Jak zaznaczył, zawsze powiedzenie o molestowaniu to "trudny konflikt etyczno-moralny, bo mówisz o kimś straszną rzecz, rzucasz na światło publiczne imię i nazwisko tej osoby". – A kiedy ja nie miałem takich stuprocentowych dowodów, ale też pewnie nie chciałem ich mieć... Ja wiem, jak wygląda ten proces – zaznaczył. Aktor opisał następnie, że ksiądz był menadżerem zespołu muzycznego, w którym byli także Ogrodnik i jego znajomi.
– Poznajesz człowieka – powiedział, dodając, że po koncertach dochodziło do sytuacji, "w której można szukać podtekstu od samego początku", ale wówczas tak tego nie postrzegał.
– Jest grupa ośmiu chłopaków u księdza na mieszkaniu, jest impreza, po koncercie zostajemy, pijemy no i jedna osoba nie ma gdzie spać, bo na podłodze już śpią chłopaki. Powiedzieli: "no, dzisiaj padło na ciebie" – opowiadał dalej. Dodał, że nie wiedział początkowo, co jest dziwnego w tym, że zdrzemnie się obok swojego kolegi, którego dobrze zna i który jest także księdzem.
"To było potworne"
– Ale kiedy się położyliśmy i kiedy zaczęły się próby podchodów, to było potworne. Po latach, jak już czytałem literaturę na ten temat, wiem, jak to wygląda w prawie i czytam te bzdury wypowiadane przez polskich polityków rządzących, że "musisz krzyczeć, nie było śladów bronienia się"... – powiedział.

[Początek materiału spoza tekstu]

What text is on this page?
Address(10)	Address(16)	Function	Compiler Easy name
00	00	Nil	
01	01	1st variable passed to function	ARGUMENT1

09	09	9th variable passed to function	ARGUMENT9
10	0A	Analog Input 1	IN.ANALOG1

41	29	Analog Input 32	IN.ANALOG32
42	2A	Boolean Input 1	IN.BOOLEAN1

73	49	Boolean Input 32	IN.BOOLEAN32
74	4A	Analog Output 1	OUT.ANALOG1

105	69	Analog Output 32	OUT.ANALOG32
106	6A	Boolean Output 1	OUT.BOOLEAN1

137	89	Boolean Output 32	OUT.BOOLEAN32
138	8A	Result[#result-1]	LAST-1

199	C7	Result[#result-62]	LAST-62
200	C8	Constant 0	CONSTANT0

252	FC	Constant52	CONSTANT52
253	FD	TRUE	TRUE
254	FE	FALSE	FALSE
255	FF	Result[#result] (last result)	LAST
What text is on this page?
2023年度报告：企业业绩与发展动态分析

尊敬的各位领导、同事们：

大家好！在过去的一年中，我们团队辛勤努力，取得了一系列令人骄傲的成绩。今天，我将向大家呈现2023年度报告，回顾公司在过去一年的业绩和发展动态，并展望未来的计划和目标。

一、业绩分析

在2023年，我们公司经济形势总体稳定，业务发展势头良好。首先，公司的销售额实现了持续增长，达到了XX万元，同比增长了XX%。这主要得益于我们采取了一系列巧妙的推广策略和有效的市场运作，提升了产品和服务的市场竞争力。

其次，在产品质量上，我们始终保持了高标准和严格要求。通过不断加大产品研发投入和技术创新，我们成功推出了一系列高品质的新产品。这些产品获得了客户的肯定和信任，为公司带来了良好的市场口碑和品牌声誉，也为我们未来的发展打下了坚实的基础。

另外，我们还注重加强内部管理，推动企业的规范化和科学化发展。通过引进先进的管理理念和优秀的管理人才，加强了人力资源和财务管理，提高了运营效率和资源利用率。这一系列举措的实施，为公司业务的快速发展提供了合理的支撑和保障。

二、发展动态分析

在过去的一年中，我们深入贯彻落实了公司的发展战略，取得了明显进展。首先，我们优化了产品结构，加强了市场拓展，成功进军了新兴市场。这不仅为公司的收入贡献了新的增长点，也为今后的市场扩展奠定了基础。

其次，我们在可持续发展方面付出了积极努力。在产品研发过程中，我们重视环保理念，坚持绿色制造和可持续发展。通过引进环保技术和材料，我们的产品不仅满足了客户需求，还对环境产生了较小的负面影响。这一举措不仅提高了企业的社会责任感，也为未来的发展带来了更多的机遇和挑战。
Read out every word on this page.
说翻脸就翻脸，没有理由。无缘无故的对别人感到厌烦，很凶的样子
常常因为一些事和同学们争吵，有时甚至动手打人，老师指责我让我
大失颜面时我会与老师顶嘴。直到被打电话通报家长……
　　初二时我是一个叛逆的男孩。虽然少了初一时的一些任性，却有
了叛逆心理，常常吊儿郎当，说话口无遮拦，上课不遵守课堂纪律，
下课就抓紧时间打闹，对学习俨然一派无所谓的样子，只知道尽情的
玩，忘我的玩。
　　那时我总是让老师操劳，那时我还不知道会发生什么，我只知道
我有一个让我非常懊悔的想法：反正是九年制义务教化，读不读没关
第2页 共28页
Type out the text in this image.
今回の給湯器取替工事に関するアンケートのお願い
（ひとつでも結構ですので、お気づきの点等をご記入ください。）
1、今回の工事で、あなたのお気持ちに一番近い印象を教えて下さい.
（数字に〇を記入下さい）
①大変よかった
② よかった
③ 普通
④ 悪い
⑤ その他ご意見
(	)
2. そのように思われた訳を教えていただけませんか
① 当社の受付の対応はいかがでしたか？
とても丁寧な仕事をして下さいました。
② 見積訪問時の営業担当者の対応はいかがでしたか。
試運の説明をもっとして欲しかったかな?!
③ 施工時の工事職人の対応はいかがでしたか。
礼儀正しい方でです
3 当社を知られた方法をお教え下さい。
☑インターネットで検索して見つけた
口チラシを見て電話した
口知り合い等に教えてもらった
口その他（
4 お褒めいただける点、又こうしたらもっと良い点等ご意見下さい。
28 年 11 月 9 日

– Ja jestem jednym z tych przykładów, który ani nie krzyczał, ani się nie bronił, tylko po raz pierwszy raz w życiu poczułem coś, co mi się już potem na szczęście nie zdarzyło, że mnie zamroziło, ja po prostu chciałem zniknąć. Jakimś cudem przewierciłem się na drugą stronę, spojrzałem mu w oczy... On popatrzył, westchnął, obrócił się na drugą stronę i poszedł spać – zaznaczył. Podkreślił także, że tego typu sytuacji nie da się wymazać z pamięci.
Dawid Ogrodnik na gali Empiku. Wytknął Sadowskiej dyskryminowanie roli kobiet w jej filmie
O Dawidzie Ogrodniku było w ostatnim czasie głośno też za sprawą gali Bestsellery Empiku. Aktor wyszedł na scenę, by wręczyć reżyserowi "Chleba i soli" Damianowi Kocurowi nagrodę za Odkrycie Roku w kategorii film, a następnie zwrócił się do Marii Sadowskiej i Dody i stwierdził, że film "Dziewczyny z Dubaju" ukazuje kobiety w dyskryminowany sposób. Odpowiedział w ten sposób na wcześniejsze słowa Sadowskiej, która stwierdziła, że kobiety nie robią kasowych filmów.
– Chciałam powiedzieć, że kobiety potrafią. I potrafią być solidarne. Dlatego zaprosiłam Dodę, która jest moją producentką, z którą razem stworzyliśmy ten film – mówiła wcześniej Sadowska.